Il Filippi raffigurò uno scudo a fondo azzurro con due chiavi d'oro incrociate e sormontate da una "C" in nero. Lo scudo, contornato da due rami, uno di alloro e uno di quercia, porta in alto una corona formata da un cerchio di mura sormontate da quattro merli guelfi.

Il comune di Clavesana, quando sorse in contrasto con i diritti feudali dei vari signori succeduti agli antichi marchesi, volle affermare che le ragioni di sovranità di quei primi erano passate al comune che inalberò quindi nel suo gonfalone i loro colori araldici.

Se è facile scoprire l'origine dei colori dello stemma, assai più incomprensibili risultano gli altri due elementi:
Le chiavi incrociate e la "C". Il Bollea h riferisce ad un errore toponomastico commesso nel XVII sec. da mons. Agostino della Chiesa il quale pensò che il nome Clavesana derivasse da un antico "Clavis Januae" (Chiave dì Genova). Ciò non è possibile perchè se il suffisso "ana" può corrispondere a "Januae", non altrettanto si può dire per "Clavis". Infatti la base latina "Clavis" si è trasformata nel dialetto locale in "ciau" o "ciav" e se l'ipotesi di Agostino della Chiesa fosse esatta questo toponimo si pronuncerebbe "Ciausana" oppure " Ciavesana". Inoltre Clavesana si trova in una posizione geografica tale da non rappresentare alcun punto strategico sulla via per Genova.

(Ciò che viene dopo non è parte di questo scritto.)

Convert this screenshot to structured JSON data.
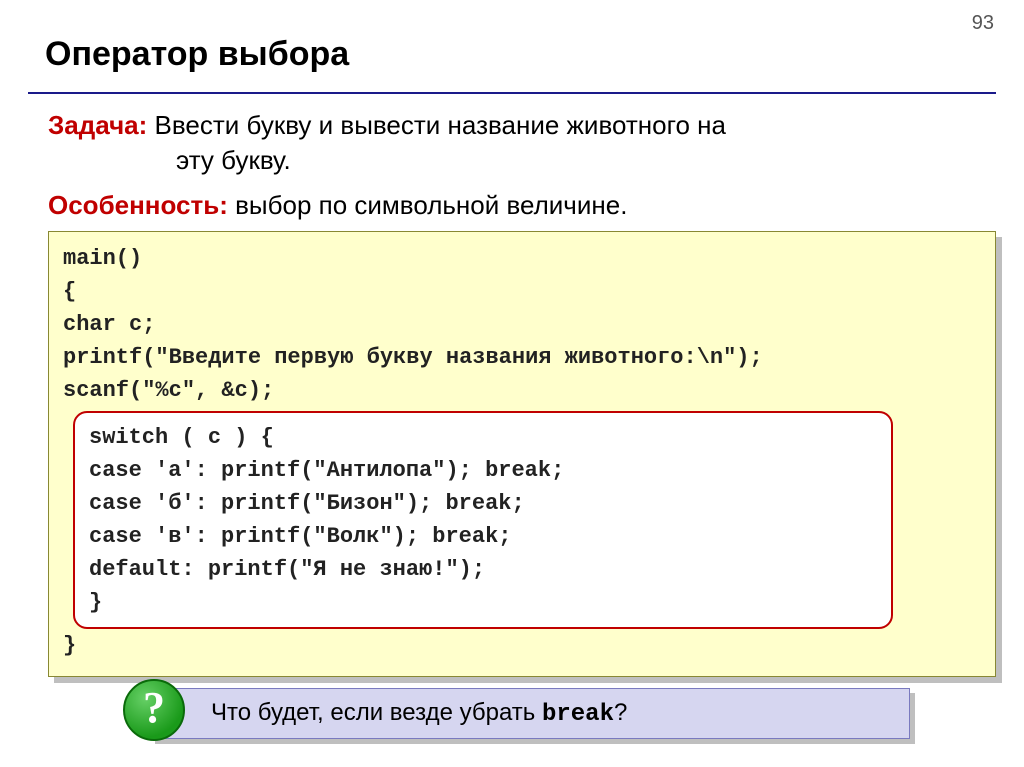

Il nome del paese deriva invece, secondo uno studio del prof. Pietro Massia, dalla base "Calvisiana", nome di una "gens" che nel Piemonte meridionale ricorre frequentemente nelle lapidi gentilizie romane. Il nome "Caivisiana" (trasformatosi poi in "Clavisiana" per un fenomeno di presonanza o di metatesi e in seguito ancora in "Clavesana" per un indebolimento delle "i") era in origine un aggettivo retto da "villa" o "domus" e significava terra della gente Calvisia.

Si deduce quindi che le chiavi nello stemma del paese furono introdotte solamente dopo il 1600, in seguito allo studio del saluzzese Agostino della Chiesa, quando probabilmente fece la sua apparizione anche la "C" in nero ed anch'essa ha sapore saluzzese, in quanto l'iniziale del nome del paese nello stemma comunale è propria delle terre dell'antico marchesato di Saluzzo (Saluzzo stessa, Carmagnola, Racconigi, ecc.), mentre difficilmente la si vede comparire altrove.

L'attuale stemma di Clavesana fu probabilmente concepito o da mons. Agostino della Chiesa o da qualche dotto che conosceva i manoscritti dello stesso e molto facilmente prima del 1600 Clavesana issava sul proprio gonfalone solamente l'azzurro e l'oro degli antichi marchesi aleramici.